Brook Conner <dbc@cs.brown.edu> wrote:
> "Michael Grant Wilson" <mcq@oti.on.ca> said:
> > urs@cs.stanford.edu wrote: 
> > > On the other hand, they would be a wonderful tool for an annual
> > > Obfuscated Self Contest. :-)  
> >
> > Not required. After C++, Self is already the most easily obfuscated 
> > language on the planet.
> 
> Oh yeah, right :-) You forgot Perl, Tcl, Postscript, and everyone's
> favorite, machine language that writes over itself.

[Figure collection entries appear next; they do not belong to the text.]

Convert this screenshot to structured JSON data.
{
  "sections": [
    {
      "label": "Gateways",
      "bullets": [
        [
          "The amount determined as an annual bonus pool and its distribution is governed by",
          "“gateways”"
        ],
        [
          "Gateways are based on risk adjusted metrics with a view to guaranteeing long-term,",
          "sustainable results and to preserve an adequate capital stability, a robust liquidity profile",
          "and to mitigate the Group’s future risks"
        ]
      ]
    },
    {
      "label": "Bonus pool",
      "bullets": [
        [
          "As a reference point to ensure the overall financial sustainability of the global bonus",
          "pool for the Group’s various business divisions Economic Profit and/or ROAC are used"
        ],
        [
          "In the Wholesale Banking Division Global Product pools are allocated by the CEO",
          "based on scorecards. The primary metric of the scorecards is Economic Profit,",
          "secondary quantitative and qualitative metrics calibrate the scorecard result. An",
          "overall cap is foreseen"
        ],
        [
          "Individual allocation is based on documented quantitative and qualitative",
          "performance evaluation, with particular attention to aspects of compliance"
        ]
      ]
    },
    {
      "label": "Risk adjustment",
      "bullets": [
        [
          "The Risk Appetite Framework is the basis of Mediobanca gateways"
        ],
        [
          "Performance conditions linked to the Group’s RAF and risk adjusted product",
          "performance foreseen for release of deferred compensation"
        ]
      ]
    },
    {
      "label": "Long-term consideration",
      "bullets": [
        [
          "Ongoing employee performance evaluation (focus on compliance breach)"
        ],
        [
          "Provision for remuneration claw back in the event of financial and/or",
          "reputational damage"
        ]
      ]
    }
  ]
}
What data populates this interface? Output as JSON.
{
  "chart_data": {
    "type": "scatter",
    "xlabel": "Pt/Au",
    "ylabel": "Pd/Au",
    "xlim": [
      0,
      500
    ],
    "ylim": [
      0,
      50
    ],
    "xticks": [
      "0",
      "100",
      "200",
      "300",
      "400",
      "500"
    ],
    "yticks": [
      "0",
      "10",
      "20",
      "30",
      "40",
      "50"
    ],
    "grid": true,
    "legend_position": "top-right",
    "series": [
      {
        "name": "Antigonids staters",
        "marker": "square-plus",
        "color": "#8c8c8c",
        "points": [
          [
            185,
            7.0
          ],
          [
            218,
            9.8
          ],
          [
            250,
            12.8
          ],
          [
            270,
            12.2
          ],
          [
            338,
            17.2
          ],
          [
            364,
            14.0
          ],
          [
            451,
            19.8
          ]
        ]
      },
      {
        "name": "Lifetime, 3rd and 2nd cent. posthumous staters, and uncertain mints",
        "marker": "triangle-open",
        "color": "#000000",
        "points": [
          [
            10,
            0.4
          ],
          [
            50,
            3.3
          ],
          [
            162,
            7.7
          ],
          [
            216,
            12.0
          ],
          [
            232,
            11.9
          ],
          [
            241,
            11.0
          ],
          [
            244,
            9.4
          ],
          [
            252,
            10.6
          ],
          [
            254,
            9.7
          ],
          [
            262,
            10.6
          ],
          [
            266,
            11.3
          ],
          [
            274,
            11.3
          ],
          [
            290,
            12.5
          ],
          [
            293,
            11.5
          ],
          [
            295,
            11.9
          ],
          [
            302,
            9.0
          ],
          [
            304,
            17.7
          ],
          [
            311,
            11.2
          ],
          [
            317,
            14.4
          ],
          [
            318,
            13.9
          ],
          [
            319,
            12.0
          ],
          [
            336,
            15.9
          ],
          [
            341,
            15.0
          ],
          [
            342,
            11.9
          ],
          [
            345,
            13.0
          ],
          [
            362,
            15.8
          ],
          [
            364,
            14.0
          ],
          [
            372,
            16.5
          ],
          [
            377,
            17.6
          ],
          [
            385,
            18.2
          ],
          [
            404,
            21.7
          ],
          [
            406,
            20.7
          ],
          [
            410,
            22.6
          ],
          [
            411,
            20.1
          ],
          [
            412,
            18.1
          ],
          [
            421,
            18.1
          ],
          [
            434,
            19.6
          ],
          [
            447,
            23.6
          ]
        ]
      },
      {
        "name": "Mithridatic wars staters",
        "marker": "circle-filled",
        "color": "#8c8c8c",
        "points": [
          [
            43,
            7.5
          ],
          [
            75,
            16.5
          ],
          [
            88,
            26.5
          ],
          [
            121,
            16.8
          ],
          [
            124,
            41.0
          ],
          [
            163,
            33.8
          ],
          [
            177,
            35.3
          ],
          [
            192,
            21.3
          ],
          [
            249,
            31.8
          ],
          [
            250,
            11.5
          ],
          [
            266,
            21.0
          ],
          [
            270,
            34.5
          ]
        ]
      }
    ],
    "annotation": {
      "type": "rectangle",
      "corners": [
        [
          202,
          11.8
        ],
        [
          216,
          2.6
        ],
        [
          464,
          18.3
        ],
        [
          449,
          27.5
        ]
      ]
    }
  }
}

This is a *very* important issue for me: my project will be a
garanteed failure unless I can teach a number of people to
program in its language ( as the first programming language to
most people ).

I have looked closely at scripting languages ( including Hypertalk )
and have also thought a lot about ECHONET ( You can read about it in 
the September 1983 issue of Byte, pages 356-373 and October 1983 
pages 384-395. Now this was a language that did *really* agressive 
inlining! ). 

When I looked at Self, I saw at once that: Self = ODL + MPL,
where ODL is Object Definition Language and MPL is Message
Passing Language. The MPL is a slightly modified Smalltalk
that is highly readable ( not as much as scripting languages,
but handles nested expressions much better than those ). The
ODL is the LISP-like  ( | x <- .... y = ( | .. | .. ) | )
kind of thing.

The neat thing is that one or the other might be replaced by
an equivalent notation and the whole would still be Self in
a very real sense. And this has happened: in the user interface
objects are defined graphically and code is practically limited
to short MPL segments in boxes. The text-ODL is still there
if you need it, of course, but except for defining inline blocks
it is not really used for most common programming chores.

If you have to face ".self" files, then I'll agree that there
are less intemidating languages around. But the current ( and
certainly even more so in the future ) implementation seems
to me to allow simple, clean and powerful programming which
I would not hesitate to show to novices.